I loved (love?) my job. I love teaching and talking about my field. Students used to say that I'm so funny. Not now. I feel I've lost myself in this job, that I've been hammered by students who don't care, don't get it, don't care to get it.
Students used to say that one of my assignments increased their average grade. They got it. They understood it. Now they look at me with confusion on their faces and worse yet, disdain. How dare I make them complete this assignment. It has no value to them and they just don't get it. Their grades show it.
What do I do? What do I do? I am begging you for an answer. Do I dumb it down? Do I bump up grades at the end of the semester, so that a 68.0 becomes a 70 (or a 67 or a 65)?
I remember an old RYS post that always inspired me. It was entitled A Call to Action. This was my favorite post and I read it often. So often now, I feel like a failure and this post doesn't inspire me anymore. My students sap the energy out of me.

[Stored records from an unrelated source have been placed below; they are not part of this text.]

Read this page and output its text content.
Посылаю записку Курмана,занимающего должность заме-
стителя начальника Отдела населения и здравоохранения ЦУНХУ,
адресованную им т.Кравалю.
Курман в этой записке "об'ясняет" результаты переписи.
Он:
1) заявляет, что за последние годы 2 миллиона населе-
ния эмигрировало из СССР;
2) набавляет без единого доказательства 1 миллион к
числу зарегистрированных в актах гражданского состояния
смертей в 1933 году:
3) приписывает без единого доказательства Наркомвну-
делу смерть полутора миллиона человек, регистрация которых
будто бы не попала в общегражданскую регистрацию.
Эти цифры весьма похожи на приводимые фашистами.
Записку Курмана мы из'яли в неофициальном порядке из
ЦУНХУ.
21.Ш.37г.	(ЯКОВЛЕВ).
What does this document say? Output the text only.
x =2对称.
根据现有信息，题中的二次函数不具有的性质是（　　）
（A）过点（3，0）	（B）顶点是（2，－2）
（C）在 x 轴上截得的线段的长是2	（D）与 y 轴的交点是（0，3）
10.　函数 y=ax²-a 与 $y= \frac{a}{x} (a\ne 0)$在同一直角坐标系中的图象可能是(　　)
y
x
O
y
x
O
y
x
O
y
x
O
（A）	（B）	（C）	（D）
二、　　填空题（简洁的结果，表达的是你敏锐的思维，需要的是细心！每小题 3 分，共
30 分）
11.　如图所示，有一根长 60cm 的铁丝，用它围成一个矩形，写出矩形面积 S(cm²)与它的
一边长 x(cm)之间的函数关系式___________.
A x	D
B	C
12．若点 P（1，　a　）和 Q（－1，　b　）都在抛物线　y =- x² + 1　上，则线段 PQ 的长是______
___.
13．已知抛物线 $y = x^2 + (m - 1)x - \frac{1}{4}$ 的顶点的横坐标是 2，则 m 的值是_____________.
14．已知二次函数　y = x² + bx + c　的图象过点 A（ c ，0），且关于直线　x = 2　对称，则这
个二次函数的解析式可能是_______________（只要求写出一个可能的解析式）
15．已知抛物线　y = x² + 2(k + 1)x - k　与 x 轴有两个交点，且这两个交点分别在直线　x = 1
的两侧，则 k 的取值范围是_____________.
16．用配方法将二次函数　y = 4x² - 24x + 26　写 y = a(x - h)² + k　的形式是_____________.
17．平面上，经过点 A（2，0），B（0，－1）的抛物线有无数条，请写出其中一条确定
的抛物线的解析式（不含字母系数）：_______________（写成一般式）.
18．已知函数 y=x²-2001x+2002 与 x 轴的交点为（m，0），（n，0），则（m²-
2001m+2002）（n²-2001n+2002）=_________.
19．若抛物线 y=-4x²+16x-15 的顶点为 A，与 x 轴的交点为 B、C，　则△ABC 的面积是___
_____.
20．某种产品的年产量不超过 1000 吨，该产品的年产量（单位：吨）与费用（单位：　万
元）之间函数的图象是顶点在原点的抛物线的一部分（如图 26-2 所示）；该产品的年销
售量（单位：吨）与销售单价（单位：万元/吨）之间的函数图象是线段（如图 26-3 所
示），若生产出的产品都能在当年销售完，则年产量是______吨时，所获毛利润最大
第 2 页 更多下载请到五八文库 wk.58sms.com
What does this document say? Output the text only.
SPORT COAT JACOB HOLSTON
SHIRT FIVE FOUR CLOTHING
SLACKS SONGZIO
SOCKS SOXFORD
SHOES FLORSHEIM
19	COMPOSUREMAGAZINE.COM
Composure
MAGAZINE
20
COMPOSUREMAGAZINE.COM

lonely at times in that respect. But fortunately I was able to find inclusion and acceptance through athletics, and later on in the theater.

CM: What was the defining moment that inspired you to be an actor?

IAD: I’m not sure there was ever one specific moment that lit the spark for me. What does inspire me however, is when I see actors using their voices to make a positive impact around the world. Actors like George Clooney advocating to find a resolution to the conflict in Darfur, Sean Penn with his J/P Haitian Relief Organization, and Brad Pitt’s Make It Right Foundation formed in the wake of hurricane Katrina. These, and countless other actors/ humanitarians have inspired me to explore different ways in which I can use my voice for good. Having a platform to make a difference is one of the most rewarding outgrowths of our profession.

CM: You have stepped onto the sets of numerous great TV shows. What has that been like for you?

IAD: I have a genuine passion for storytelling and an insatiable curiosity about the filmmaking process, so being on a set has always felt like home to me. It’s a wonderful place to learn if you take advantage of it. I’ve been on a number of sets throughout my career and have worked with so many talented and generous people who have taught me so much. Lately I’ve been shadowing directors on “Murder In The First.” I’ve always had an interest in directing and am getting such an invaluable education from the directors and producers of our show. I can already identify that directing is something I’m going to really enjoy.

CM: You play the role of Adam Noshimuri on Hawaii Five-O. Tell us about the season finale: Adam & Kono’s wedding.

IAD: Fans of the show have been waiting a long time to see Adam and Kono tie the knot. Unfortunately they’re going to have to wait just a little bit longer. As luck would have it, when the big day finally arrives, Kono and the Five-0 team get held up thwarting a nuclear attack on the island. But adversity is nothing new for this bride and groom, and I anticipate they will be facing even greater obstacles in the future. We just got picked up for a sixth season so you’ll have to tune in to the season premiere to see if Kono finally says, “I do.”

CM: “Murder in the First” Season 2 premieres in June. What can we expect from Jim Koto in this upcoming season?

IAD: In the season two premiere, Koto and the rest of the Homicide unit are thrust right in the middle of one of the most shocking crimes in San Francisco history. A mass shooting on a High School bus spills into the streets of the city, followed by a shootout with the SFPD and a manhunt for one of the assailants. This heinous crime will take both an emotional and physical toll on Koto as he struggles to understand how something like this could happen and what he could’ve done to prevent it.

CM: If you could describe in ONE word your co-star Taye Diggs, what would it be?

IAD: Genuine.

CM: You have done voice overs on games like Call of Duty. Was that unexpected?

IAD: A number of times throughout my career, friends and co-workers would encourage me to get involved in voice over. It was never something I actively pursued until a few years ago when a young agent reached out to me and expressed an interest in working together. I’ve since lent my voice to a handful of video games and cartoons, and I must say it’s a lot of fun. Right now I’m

We never had great students, but there was more than a handful of excellent students and they were my coffee. I have a mere few years before I am able to retire and I am considering it.
Q: What do I do? How do I satisfy administration without lowering my standards? It's not possible. Is it? More importantly how can I get myself back? How can I love what I do again? I want to go out with a bang, a celebration of a choice well-made later in life. I want to see fireworks and feel proud. What do I do?